Et la société, bien souvent, n’est pas loin de participer à cette tragédie. Lorsqu’elle minimise ce type de violence, s’émerveille de l’élégance du nuisible, doute du récit de la victime parce qu’elle est effondrée, ou lui demande patience et dépassement comme s’il s’agissait d’un simple faux pas, elle ne se trompe pas seulement d’évaluation, mais contribue — consciemment ou non — à la reproduction du crime.
Le silence ici n’est pas neutralité, minimiser la gravité du mal n’est pas une opinion, s’émerveiller du nuisible parce qu’il est cohérent et convaincant n’est pas une innocence intellectuelle, mais souvent une complicité morale avec le bourreau.

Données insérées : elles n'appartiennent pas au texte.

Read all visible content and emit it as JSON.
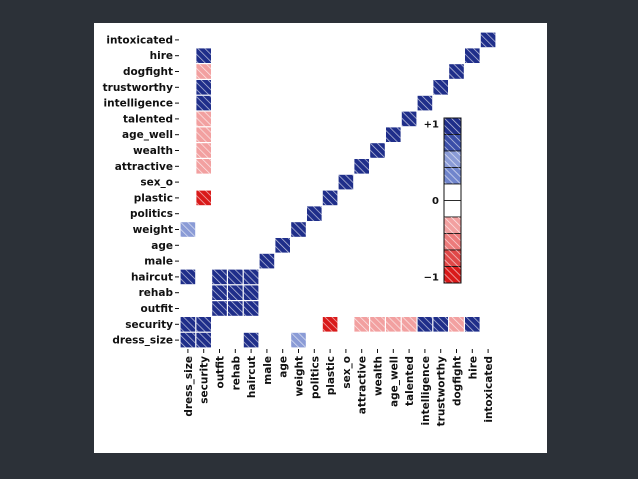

Par conséquent, il faut appeler les choses par leur nom. Le narcissique qui fait de la destruction de l’autre son moyen pour ressentir une fausse vie n’est pas une « personne difficile », ni un « caractère lourd », ni un « tempérament aigre », mais il est — dans son effet et sa fonction — un criminel psychologique. Et la victime qui s’effondre sous le poids de cette destruction n’est ni faible, ni imaginaire, ni dramatique, mais un être humain dont l’âme a été ciblée dans ses endroits les plus sensibles, dont la volonté a été lentement démantelée, et qui a été piégé dans sa conscience, sa perception et sa dignité jusqu’à ce qu’elle atteigne ce point. Quant à celui qui se tient devant les gens avec une apparence propre, un langage soigné, un visage calme, tandis que derrière lui se trouvent des cœurs écrasés, des vies gaspillées et des âmes éteintes, il n’est ni fort, ni réussi, ni victorieux, mais un mort qui quémande la vie à partir de la chute des autres, et qui avance, avec chaque injustice nouvelle, vers son suicide lent dans le marécage qu’il a lui-même créé.
Telle est la vérité qui doit être dite sans fard :
Le narcissique ne vit pas, il survit.
Il survit à la pureté de l’autre, à sa patience, à sa bonne opinion, à sa disposition au pardon, à l’amour dans son cœur, et à la générosité de son âme.
Et quand il a fini de dévorer sa victime, il ne s’est pas approché de la vie comme il le croyait, mais il est devenu plus mort, plus enlisée, plus tombé.